Ontem, depois que ela foi embora, continuei entretida no que estava fazendo e somente depois de algumas horas percebi que o rádio gritava no mesmo compasso sertanejo/pancadão. Ao me dar conta, troquei o som da caixa por uma música relaxante, daquelas que eu adoro e que elevam o espírito. Ah, que alívio!
Curioso como a gente não se dá conta do que está vivendo sem gostar até livrar-se disso. Enquanto está dentro, não percebe. O alívio vem depois da libertação. Quantas vezes nós estamos tão envolvidos por uma situação que não imaginamos como seria sem ela. Era ruim demais, mas a gente não sabia que era tanto. Então, é preciso ver claramente a circunstância, se ela agrada ou desgosta, e não se conformar se de algum modo nos perturba ao ponto do insuportável. Buscar o melhor exige coragem e determinação e uma resposta sincera: o que pode ser pior do que isso?

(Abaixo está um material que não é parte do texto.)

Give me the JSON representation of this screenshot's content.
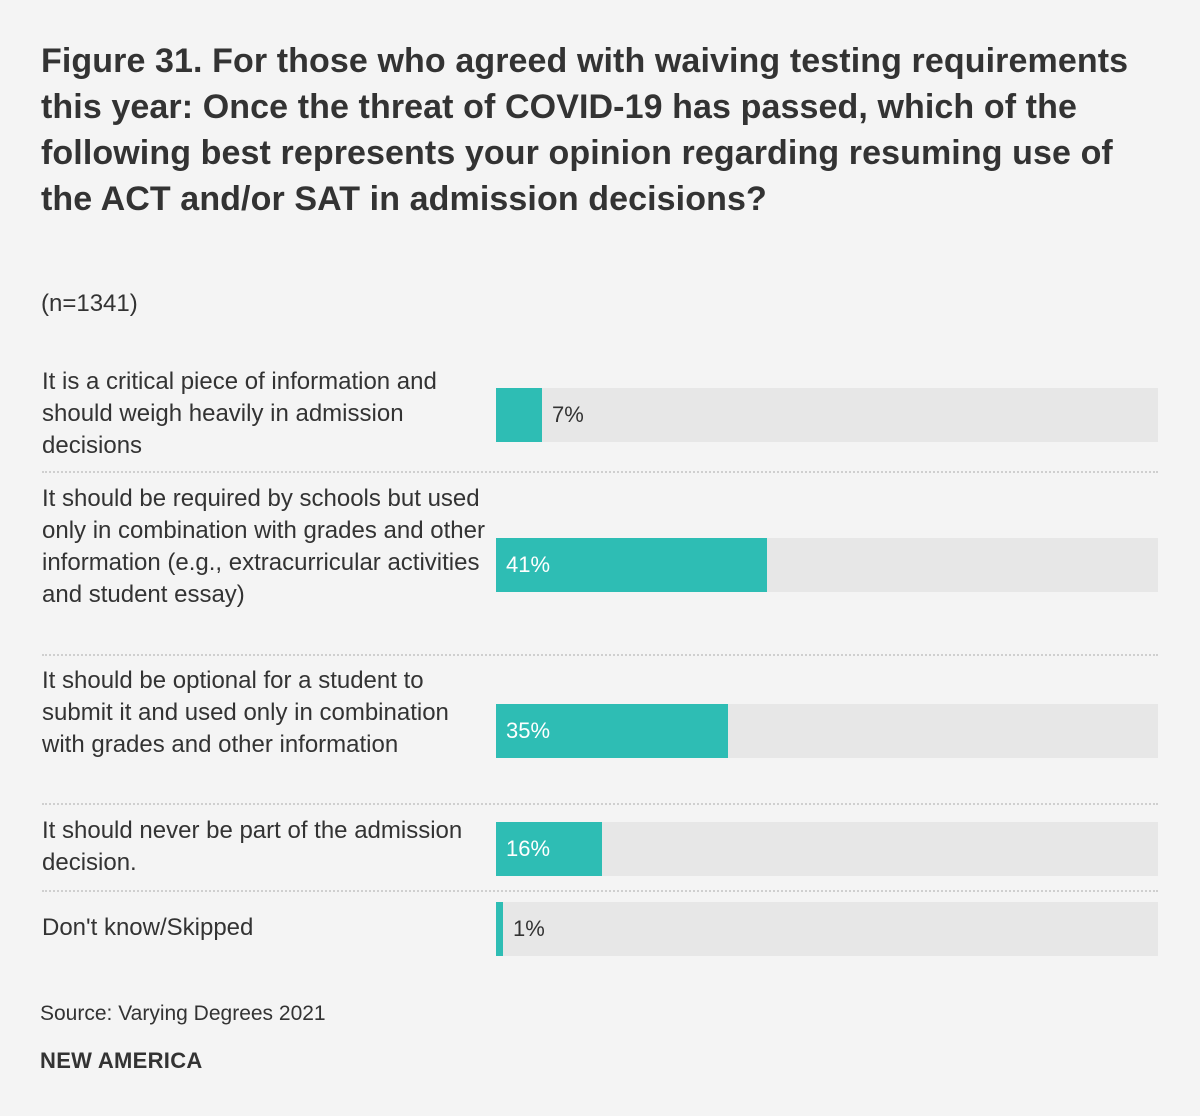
{
  "header": {
    "title": "Figure 31. For those who agreed with waiving testing requirements this year: Once the threat of COVID-19 has passed, which of the following best represents your opinion regarding resuming use of the ACT and/or SAT in admission decisions?",
    "subtitle": "(n=1341)"
  },
  "footer": {
    "source": "Source: Varying Degrees 2021",
    "logo": "NEW AMERICA"
  },
  "colors": {
    "bar": "#2ebdb4",
    "track": "#e7e7e7",
    "label_inside": "#ffffff",
    "label_outside": "#333333"
  },
  "chart_data": {
    "type": "bar",
    "orientation": "horizontal",
    "xlim": [
      0,
      100
    ],
    "categories": [
      "It is a critical piece of information and should weigh heavily in admission decisions",
      "It should be required by schools but used only in combination with grades and other information (e.g., extracurricular activities and student essay)",
      "It should be optional for a student to submit it and used only in combination with grades and other information",
      "It should never be part of the admission decision.",
      "Don't know/Skipped"
    ],
    "values": [
      7,
      41,
      35,
      16,
      1
    ],
    "value_labels": [
      "7%",
      "41%",
      "35%",
      "16%",
      "1%"
    ]
  }
}
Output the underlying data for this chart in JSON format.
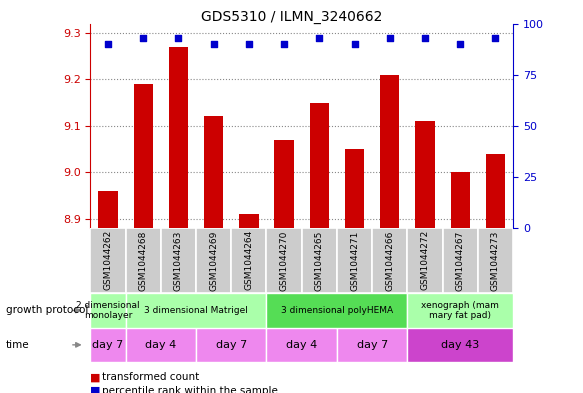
{
  "title": "GDS5310 / ILMN_3240662",
  "samples": [
    "GSM1044262",
    "GSM1044268",
    "GSM1044263",
    "GSM1044269",
    "GSM1044264",
    "GSM1044270",
    "GSM1044265",
    "GSM1044271",
    "GSM1044266",
    "GSM1044272",
    "GSM1044267",
    "GSM1044273"
  ],
  "transformed_counts": [
    8.96,
    9.19,
    9.27,
    9.12,
    8.91,
    9.07,
    9.15,
    9.05,
    9.21,
    9.11,
    9.0,
    9.04
  ],
  "percentile_ranks": [
    90,
    93,
    93,
    90,
    90,
    90,
    93,
    90,
    93,
    93,
    90,
    93
  ],
  "ylim_left": [
    8.88,
    9.32
  ],
  "yticks_left": [
    8.9,
    9.0,
    9.1,
    9.2,
    9.3
  ],
  "ylim_right": [
    0,
    100
  ],
  "yticks_right": [
    0,
    25,
    50,
    75,
    100
  ],
  "bar_color": "#cc0000",
  "dot_color": "#0000cc",
  "bar_bottom": 8.88,
  "growth_protocol_groups": [
    {
      "label": "2 dimensional\nmonolayer",
      "start": 0,
      "end": 1,
      "color": "#aaffaa"
    },
    {
      "label": "3 dimensional Matrigel",
      "start": 1,
      "end": 5,
      "color": "#aaffaa"
    },
    {
      "label": "3 dimensional polyHEMA",
      "start": 5,
      "end": 9,
      "color": "#55dd55"
    },
    {
      "label": "xenograph (mam\nmary fat pad)",
      "start": 9,
      "end": 12,
      "color": "#aaffaa"
    }
  ],
  "time_groups": [
    {
      "label": "day 7",
      "start": 0,
      "end": 1,
      "color": "#ee88ee"
    },
    {
      "label": "day 4",
      "start": 1,
      "end": 3,
      "color": "#ee88ee"
    },
    {
      "label": "day 7",
      "start": 3,
      "end": 5,
      "color": "#ee88ee"
    },
    {
      "label": "day 4",
      "start": 5,
      "end": 7,
      "color": "#ee88ee"
    },
    {
      "label": "day 7",
      "start": 7,
      "end": 9,
      "color": "#ee88ee"
    },
    {
      "label": "day 43",
      "start": 9,
      "end": 12,
      "color": "#cc44cc"
    }
  ],
  "left_axis_color": "#cc0000",
  "right_axis_color": "#0000cc",
  "grid_color": "#888888",
  "plot_bg": "#ffffff",
  "fig_bg": "#ffffff",
  "gsm_row_color": "#cccccc",
  "arrow_color": "#888888"
}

No caso da faxineira, avalio a parte boa e a nem tanto, o que importa e o que não vale a pena mexer, o que compensa e o que posso aguentar. Ah, um dia de música de que não gosto não me aborrece tanto e é muito menos do que a alegria de ver a minha casa arrumada e limpinha, contando com uma pessoa de confiança. Algumas coisas são mesmo insuportáveis, outras, não. Certas situações a gente releva; outras, não. Quando bate em nossos limites e não há possibilidade de contornar, aí então é hora de mudar, cair fora, resolver o que nos aborrece. E de nossos limites somente nós mesmos sabemos.